Control and creativity

Machines bring their own management tasks: they have to be maintained, and upgraded in line with technology advances. But they do simplify, reducing the possible variables between management intention and output to the market (which itself is only okay if you see your relationship with the market as essentially one-way). This simplicity became all the more attractive in a world that was rapidly becoming more complex, as communications technology made globalisation possible. Businesses themselves had evolved into more complex structures, expanding their product ranges, their geographical reach, and the sophistication of their support functions, from human resources through logistics to marketing.

For a while this evolution seemed the most obvious means for managers to keep control of all the different elements that the business required, but as the functional complexity multiplied management theorists (and practitioners) began to talk of “core competencies”. A different model quickly emerged, in which managers define their requirements, and then contract out to specialist suppliers to meet those requirements. On the face of it this model multiplies profit centres in the supply chain, and so would push costs up. In reality it rests on the assumption that specialist operators will be better at identifying and removing cost in their operations without compromising quality. Crucially it allows managers to shorten lines of accountability, restoring a sense of control in an ever more challenging world.

But this desire for control is only part of the story. In the last twenty years we have found ourselves moving into a different kind of machine age, driven by information technology (if the importance of the Difference Engine is that it’s the first machine with an abstract output, we’re only just beginning to experience how transformational this could be). This shift away from the mechanical demands a rethink of the machine model for those who remain in the workplace.

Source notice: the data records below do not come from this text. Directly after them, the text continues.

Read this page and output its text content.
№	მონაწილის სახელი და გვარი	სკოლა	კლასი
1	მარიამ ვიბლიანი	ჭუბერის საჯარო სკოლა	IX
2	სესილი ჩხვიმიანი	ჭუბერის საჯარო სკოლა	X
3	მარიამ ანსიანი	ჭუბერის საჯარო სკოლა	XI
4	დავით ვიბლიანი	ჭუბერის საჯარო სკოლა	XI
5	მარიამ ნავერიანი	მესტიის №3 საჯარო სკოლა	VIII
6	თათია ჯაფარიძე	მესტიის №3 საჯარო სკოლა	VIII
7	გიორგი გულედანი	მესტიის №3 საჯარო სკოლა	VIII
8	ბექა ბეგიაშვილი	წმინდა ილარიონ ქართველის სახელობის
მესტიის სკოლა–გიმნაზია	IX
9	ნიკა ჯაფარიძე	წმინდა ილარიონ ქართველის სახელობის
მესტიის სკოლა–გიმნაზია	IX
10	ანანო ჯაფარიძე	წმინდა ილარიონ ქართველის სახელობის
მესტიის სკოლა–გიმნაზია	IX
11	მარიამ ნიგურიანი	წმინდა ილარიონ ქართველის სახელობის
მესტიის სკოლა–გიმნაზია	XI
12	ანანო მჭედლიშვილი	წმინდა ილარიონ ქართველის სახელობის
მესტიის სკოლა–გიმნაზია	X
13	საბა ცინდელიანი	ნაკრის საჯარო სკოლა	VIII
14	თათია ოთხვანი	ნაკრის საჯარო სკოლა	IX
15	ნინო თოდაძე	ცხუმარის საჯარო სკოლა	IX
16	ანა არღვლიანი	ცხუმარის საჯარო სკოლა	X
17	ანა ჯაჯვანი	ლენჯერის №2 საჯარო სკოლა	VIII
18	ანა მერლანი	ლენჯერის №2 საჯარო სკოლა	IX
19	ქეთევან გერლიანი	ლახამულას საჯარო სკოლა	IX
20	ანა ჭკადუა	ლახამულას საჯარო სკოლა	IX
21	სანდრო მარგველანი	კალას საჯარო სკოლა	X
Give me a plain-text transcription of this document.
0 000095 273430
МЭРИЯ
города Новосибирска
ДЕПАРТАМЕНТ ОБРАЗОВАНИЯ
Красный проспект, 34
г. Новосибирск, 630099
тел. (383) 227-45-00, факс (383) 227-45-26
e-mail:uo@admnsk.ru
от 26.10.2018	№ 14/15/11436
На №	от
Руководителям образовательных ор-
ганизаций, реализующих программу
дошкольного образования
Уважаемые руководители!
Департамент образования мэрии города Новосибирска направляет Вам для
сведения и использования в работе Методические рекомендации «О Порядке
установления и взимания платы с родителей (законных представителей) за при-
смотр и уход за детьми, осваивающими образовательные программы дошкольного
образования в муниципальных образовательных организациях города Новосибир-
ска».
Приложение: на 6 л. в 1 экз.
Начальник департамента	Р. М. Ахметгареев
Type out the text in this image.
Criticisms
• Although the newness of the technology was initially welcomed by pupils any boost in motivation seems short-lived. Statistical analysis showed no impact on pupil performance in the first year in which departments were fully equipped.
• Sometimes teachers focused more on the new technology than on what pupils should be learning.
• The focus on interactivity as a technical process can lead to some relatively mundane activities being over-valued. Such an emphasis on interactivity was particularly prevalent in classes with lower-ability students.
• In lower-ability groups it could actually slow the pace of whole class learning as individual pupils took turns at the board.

Machines are generally a poor source of competitive advantage. Early adopters of new technology may gain a useful early lead, but others will soon catch up (machines are relatively easy to replicate). This probably explains why in the last fifteen years or so management theory has put an increasing premium on creativity on business. What really defines a business is its culture (not what it makes). It seemed that at some level we no longer wanted the organisation to work like a machine, but to have a culture in which people could be spontaneous, where they routinely thought “out of the box”, a culture that was entrepreneurial and nurtured innovation and responsiveness.

The left brain world view doesn’t yield this ground easily.  Managers have sometimes tried to make this kind of human creativity machine-like, following the idea that “knowledge management” could be an IT function. The American consultant and writer Don Tapscott sums up the folly of this (and suggests a necessary alternative).

“Knowledge management has failed. We had this view that knowledge is a finite asset, it’s inside the boundaries of companies, and you manage it by containerizing it.

“So, if we can get all of Jessica’s knowledge into this container, or computer system, then when she leaves the company we’ll still have Jessica, or we can get to Jessica in this container. And this was, of course, illusory, because knowledge is an infinite resource. The most important knowledge is not inside the boundaries of a company. You don’t achieve it through containerization, you achieve it through collaboration.”

(in an interview with McKinsey Quarterly January 2013)

It’s true that Tapscott is still thinking about technology (he is urging businesses to investigate and adopt social media), but that’s because he understands that technology can help us do human things more effectively, rather than working as a mechanised substitute for those activities (which are valuable exactly because they are unpredictable).

The crucial point here, and one which has attracted surprisingly little comment, is that there is a big contradiction between this ambition to foster creativity, and the prevailing, fundamental assumptions about the machine-like things managers should be doing to make a business run effectively. Something has to give. The problem is also evident in the ways we have come to think about brand, a problem I will be exploring in subsequent pieces.